Conclusion and outlook

Launching new drugs could be costly compared to using existing drugs for new therapeutic performance, and drug predictions based on computational systems biology have shown its potential in precision medicine, drug combinations, and repurposing. A static network composed of molecular interactions is able to predict the potential interaction pairs based on known omics data by conveying information through nodes and edges. The new participants in the map of molecular interactions help obtain a more comprehensive view of disease progression and drug response. This results in using drug molecules with better therapeutic performance while avoiding off-target effects. Also, the potential patient-specific regulators can be identified to explain individual variability for personalized treatment. However, the predictive models may fail due to in vivo changing behaviors, which makes dynamic modeling necessary. Dynamic modeling aims at building math models to predict disease progression and drug response. Model parameters are estimated from clinic data. The potential participants identified from static modeling can be the new elements in dynamic models. By applying optimal drug dosages designed by control algorithms, disease progression can be intervened efficiently, which also indicates the predictive model in static modeling will be valid again. The combination of static and dynamic modeling makes it a powerful tool for disease analysis and therapy design. SSL outperforms other learning methods for making static modeling predictive, while the underlying assumptions may not hold in real cases, which makes the model loss generality.
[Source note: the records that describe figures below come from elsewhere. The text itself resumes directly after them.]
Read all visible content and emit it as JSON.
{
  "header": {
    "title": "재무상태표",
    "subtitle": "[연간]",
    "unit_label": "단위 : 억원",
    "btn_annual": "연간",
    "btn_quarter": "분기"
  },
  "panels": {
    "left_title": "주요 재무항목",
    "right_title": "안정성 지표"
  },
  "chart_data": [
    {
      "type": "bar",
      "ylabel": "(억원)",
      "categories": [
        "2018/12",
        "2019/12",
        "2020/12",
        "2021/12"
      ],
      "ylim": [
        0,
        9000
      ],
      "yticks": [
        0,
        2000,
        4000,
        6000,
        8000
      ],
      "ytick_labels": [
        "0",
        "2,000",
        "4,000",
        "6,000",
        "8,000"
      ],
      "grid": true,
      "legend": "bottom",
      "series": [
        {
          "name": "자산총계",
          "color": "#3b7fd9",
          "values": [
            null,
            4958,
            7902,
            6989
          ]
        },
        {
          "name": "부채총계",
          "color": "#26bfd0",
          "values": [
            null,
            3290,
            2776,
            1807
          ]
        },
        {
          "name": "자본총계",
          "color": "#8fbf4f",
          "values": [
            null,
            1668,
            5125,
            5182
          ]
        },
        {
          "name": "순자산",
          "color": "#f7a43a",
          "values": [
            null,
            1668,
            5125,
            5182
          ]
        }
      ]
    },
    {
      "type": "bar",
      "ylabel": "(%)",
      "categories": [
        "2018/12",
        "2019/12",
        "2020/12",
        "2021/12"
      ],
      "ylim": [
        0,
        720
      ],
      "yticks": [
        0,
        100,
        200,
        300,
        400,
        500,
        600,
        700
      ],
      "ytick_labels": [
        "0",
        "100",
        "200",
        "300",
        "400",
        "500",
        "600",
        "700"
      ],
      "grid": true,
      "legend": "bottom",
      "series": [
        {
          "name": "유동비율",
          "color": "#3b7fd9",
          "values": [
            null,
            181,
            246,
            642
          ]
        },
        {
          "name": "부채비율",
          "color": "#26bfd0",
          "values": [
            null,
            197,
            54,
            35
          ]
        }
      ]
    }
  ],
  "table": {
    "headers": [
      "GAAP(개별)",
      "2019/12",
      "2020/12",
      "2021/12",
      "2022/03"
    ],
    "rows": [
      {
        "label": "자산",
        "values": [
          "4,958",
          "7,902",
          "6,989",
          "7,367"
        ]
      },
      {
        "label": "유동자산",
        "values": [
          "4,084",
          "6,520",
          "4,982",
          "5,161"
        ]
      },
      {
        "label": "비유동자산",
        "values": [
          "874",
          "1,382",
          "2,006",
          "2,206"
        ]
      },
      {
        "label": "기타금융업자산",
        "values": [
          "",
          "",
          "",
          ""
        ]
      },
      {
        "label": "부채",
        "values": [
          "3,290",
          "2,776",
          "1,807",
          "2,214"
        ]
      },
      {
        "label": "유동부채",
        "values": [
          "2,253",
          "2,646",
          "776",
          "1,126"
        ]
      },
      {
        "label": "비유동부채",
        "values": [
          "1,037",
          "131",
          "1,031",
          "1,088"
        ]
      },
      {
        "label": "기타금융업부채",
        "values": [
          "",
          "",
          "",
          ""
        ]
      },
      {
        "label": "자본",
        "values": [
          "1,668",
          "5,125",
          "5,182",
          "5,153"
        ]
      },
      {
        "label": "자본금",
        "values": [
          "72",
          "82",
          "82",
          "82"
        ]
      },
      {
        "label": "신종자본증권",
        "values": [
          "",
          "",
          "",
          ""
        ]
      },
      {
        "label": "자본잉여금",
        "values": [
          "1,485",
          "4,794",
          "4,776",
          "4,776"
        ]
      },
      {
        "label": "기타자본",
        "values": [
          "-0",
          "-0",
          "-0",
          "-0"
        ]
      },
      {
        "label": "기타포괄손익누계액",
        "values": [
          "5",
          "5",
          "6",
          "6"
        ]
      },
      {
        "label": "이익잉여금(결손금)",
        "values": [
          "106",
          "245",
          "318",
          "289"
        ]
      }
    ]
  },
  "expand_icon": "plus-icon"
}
The learning algorithms that have an accurate prediction of other testing data are always desired. For drug administration, the simple control algorithms cannot meet the complicated design objectives (e.g., control with constraints), while a complicated control algorithm may not be time-efficient, though it aims at more control objectives. A control algorithm that handles multi-objectives and computes drug dosage needed efficiently is desired.

The modeling of DTIs by expanding drugs and targets based on DDIs and PPIs offer opportunities for (1) finding new targets for the same drug, (2) exploring new drugs for the same disease, and (3) minimizing off-target side effects for safe therapies. Though side effects should be avoided for safety issues, it does not mean all drugs that cause side effects should be abandoned. Treatments like chemotherapy harm normal cells, so we shall choose the drug agents that specifically target on cancer cells, rather than healthy cells. Combined with drug administration for changing conditions of patients using control theory, the treatment with better therapeutic performance and lower impairment can be realized simultaneously.